Exxon set a historic high for the Western oil industry, taking home about $6.3 million per hour last year as oil prices surged amid Russia’s invasion of Ukraine.
ExxonMobil reaped a record US$55.7 billion in profit last year, bringing home about $6.3 million per hour, the oil giant said on Tuesday. The total was more than double 2021’s figure and far exceeded the prior record of $45.2 billion set in 2008, making it the most profitable year ever for any American and European fossil fuel company.
Exxon chairman and CEO Darren Woods credited “a favourable market” for the stellar annual profits – a combination of record-high gasoline prices and increased home-heating costs since Russia’s invasion of Ukraine and recovery activity after the pandemic – but also praised the company for taking advantage of the undersupplied, post-Covid19 market.

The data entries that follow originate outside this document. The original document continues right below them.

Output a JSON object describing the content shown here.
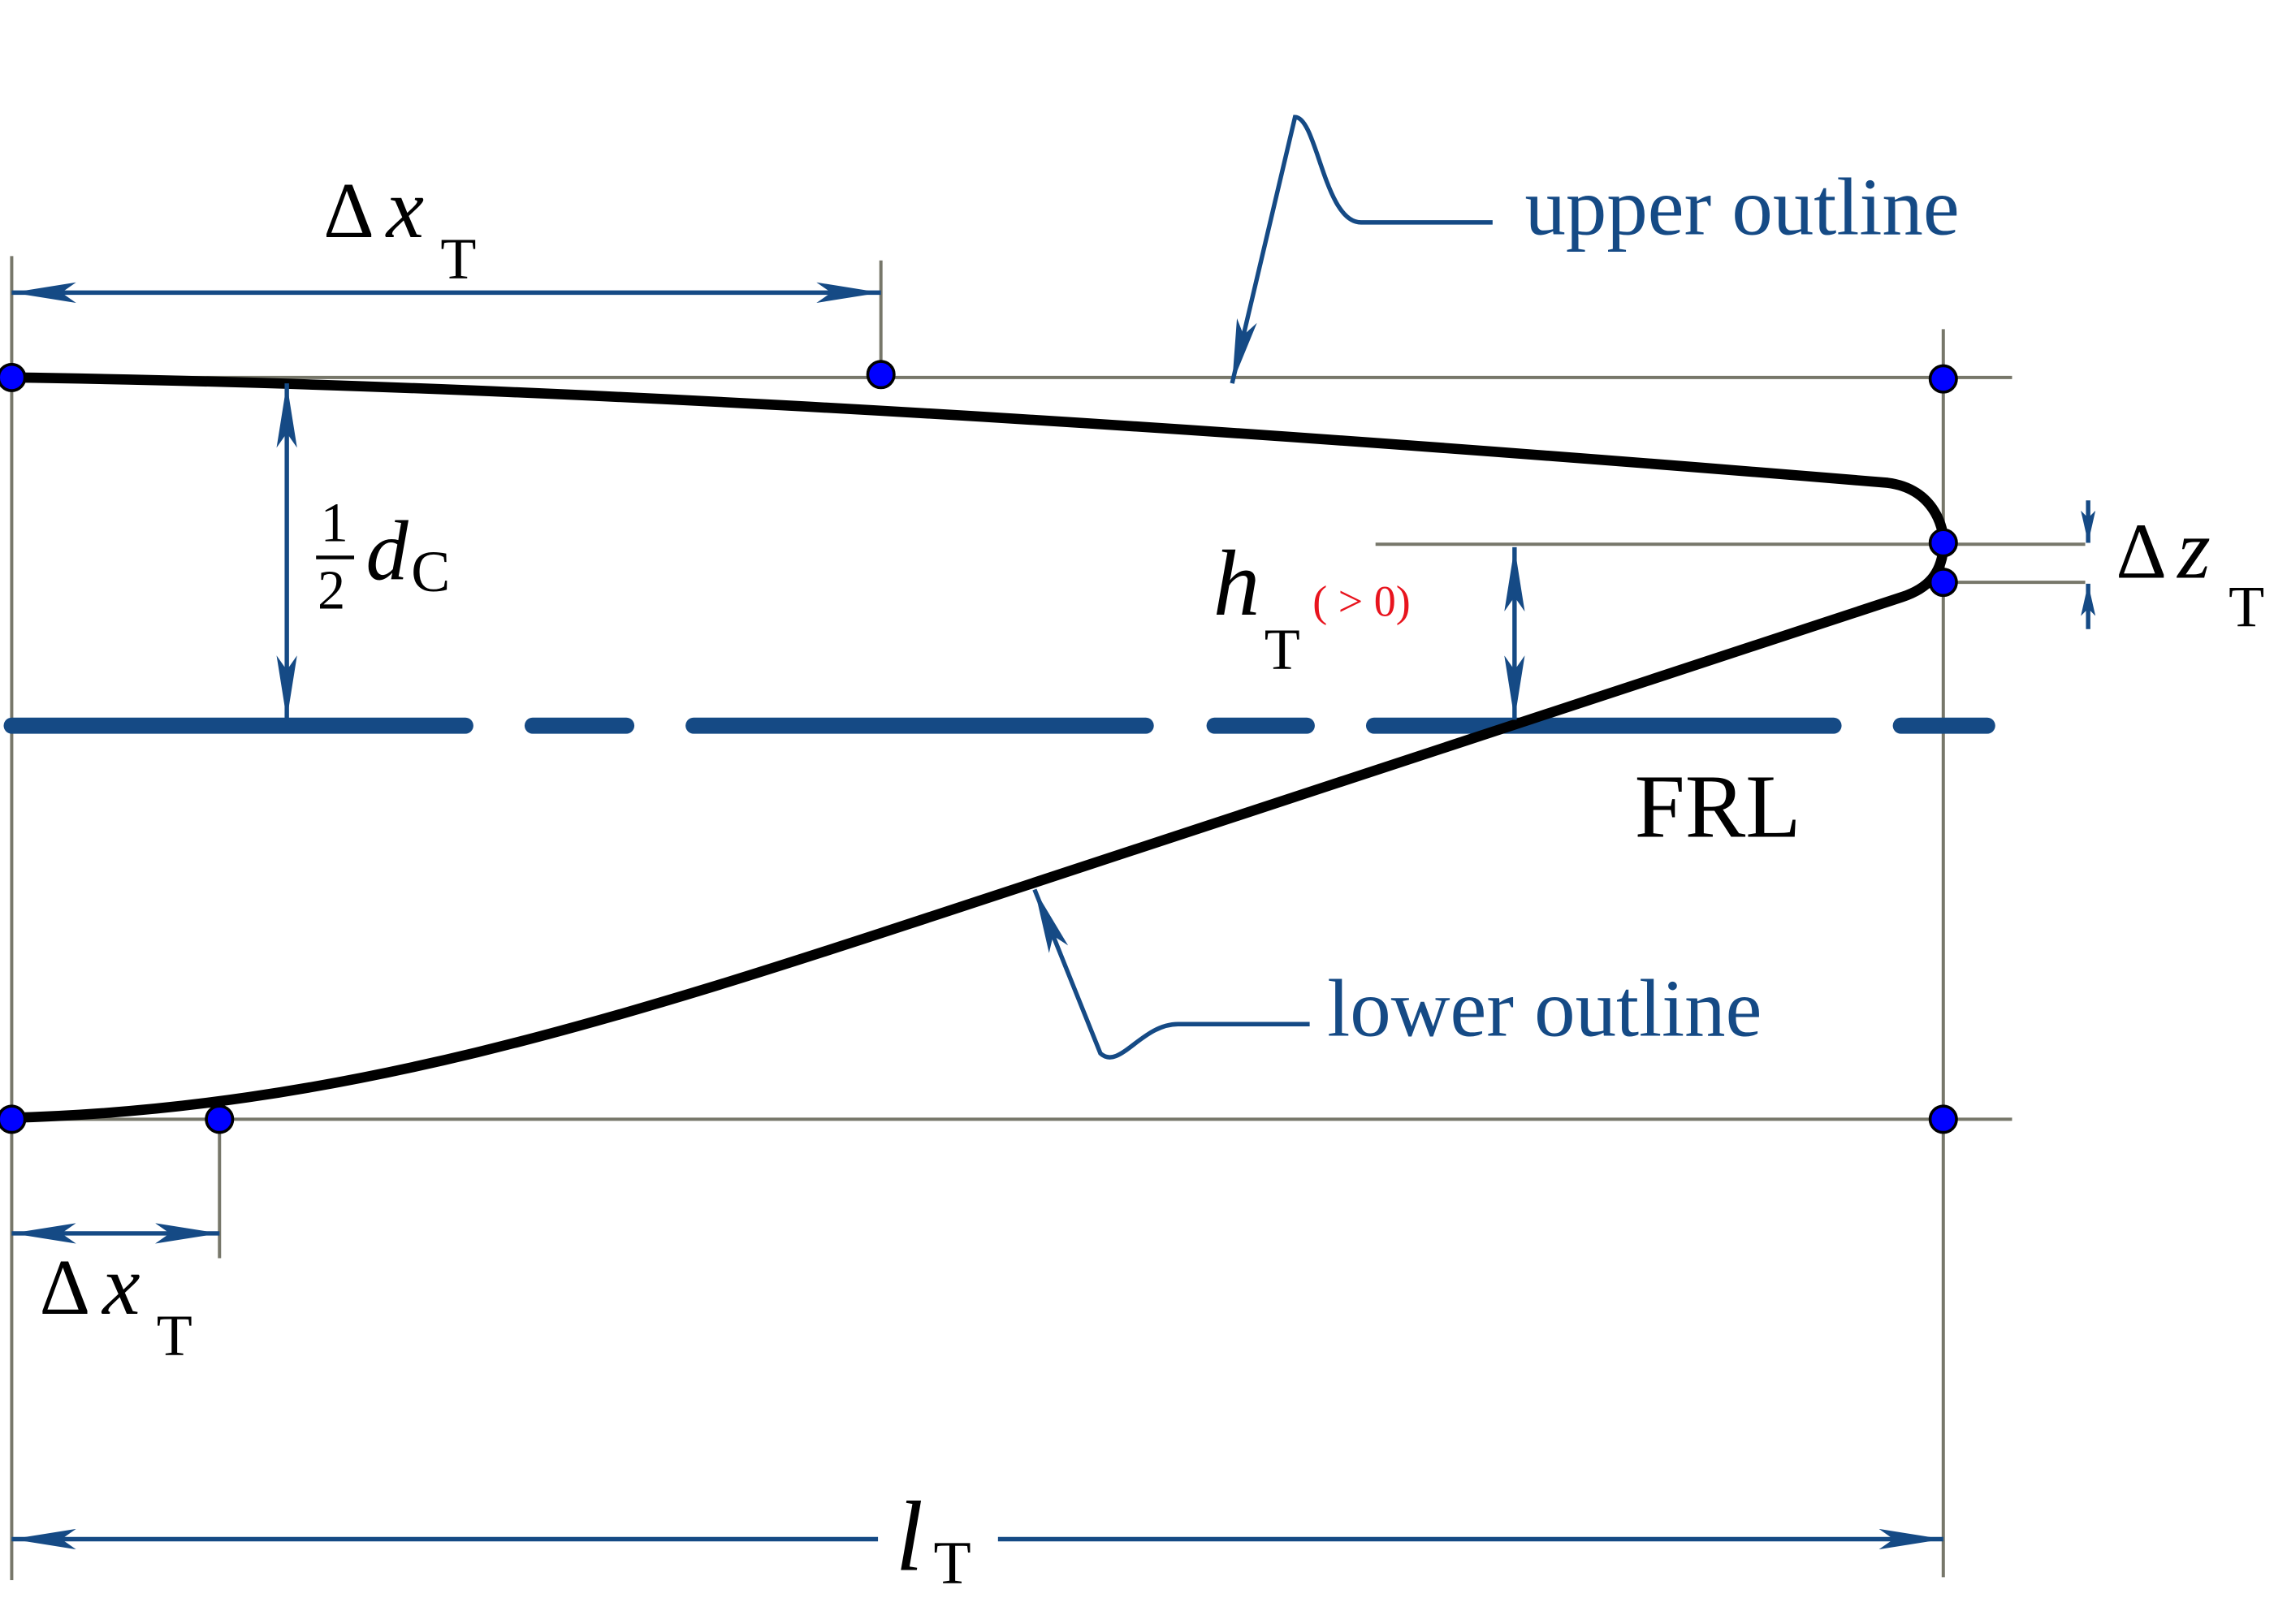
{
  "labels": {
    "dx_top": {
      "delta": "Δ",
      "var": "x",
      "sub": "T"
    },
    "upper_outline": "upper outline",
    "half_dc": {
      "num": "1",
      "den": "2",
      "var": "d",
      "sub": "C"
    },
    "h_t": {
      "var": "h",
      "sub": "T",
      "note": "( > 0)"
    },
    "dz": {
      "delta": "Δ",
      "var": "z",
      "sub": "T"
    },
    "frl": "FRL",
    "lower_outline": "lower outline",
    "dx_bottom": {
      "delta": "Δ",
      "var": "x",
      "sub": "T"
    },
    "l_t": {
      "var": "l",
      "sub": "T"
    }
  },
  "colors": {
    "annotation": "#154a85",
    "outline": "#000000",
    "guide": "#77776a",
    "point": "#0000ff",
    "note": "#e8141e"
  }
}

“While our results clearly benefited from a favourable market, the counter-cyclical investments we made before and during the pandemic provided the energy and products people needed as economies began recovering and supplies became tight. We leaned in when others leaned out,” Exxon boss said.
While Woods celebrated the figure, the White House called it “outrageous” in a statement released on Tuesday.

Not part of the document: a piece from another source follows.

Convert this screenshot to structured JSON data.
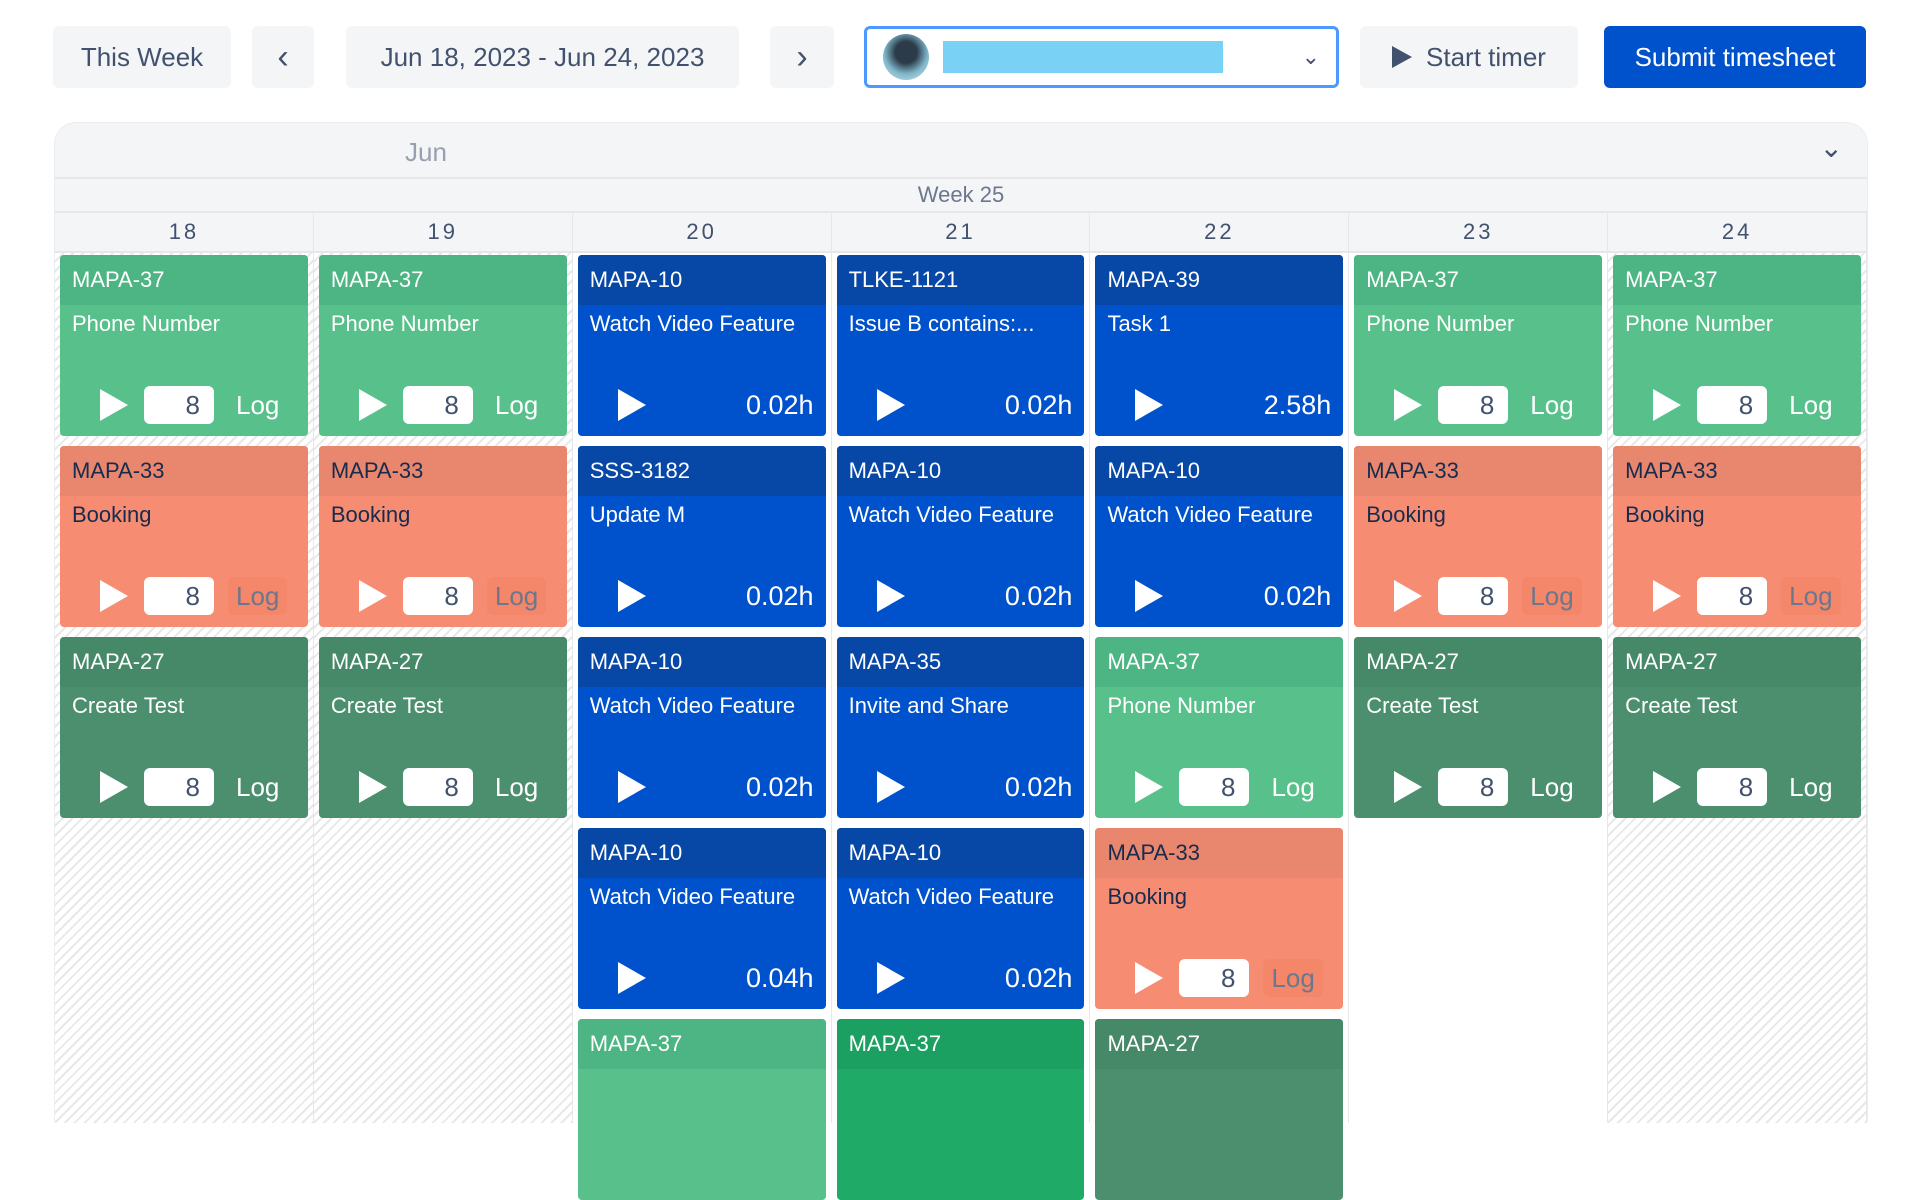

“The latest earnings reports make clear that oil companies have everything they need, including record profits and thousands of unused but approved permits, to increase production, but they’re instead choosing to plow those profits into padding the pockets of executives and shareholders while House Republicans manufacture excuse after excuse to shield them from any accountability,” said White House’s spokesman Abdullah Hasan.
Besides Exxon, other energy companies also posted record earnings. Last week, Chevron Corp. announced profits of $35.5 billion for 2022, more than double those of 2021, driven up by a record annual cash flow from oil operations of $49.6 billion.
Exxon, Chevron, and other oil giants BP, Shell, and TotalEnergies are poised to record a combined $190 billion in profits for 2022. Together, the companies are responsible for more than 10% of global carbon emissions since 1965.
A 2021 research examining their clean energy transition activity found that, despite a marked increase in climate action and pledges on decarbonisation as well as the use of keywords such as “climate”, “low-carbon’”, and “transition” between 2009 and 2020, there is no real evidence of a transition towards clean energy business models.
“The companies are pledging a transition to clean energy and setting targets more than they are making concrete actions”, the researchers write in the study. On the contrary, evidence points that companies are increasing rather than decreasing oil exploration. Moreover, while none of the companies directly releases data on their clean energy investments, according to the Carbon Disclosure Project, ExxonMobil has reportedly only spent 0.2% of its annual capital expenditure on clean energy, whereas BP dedicated 2.3%.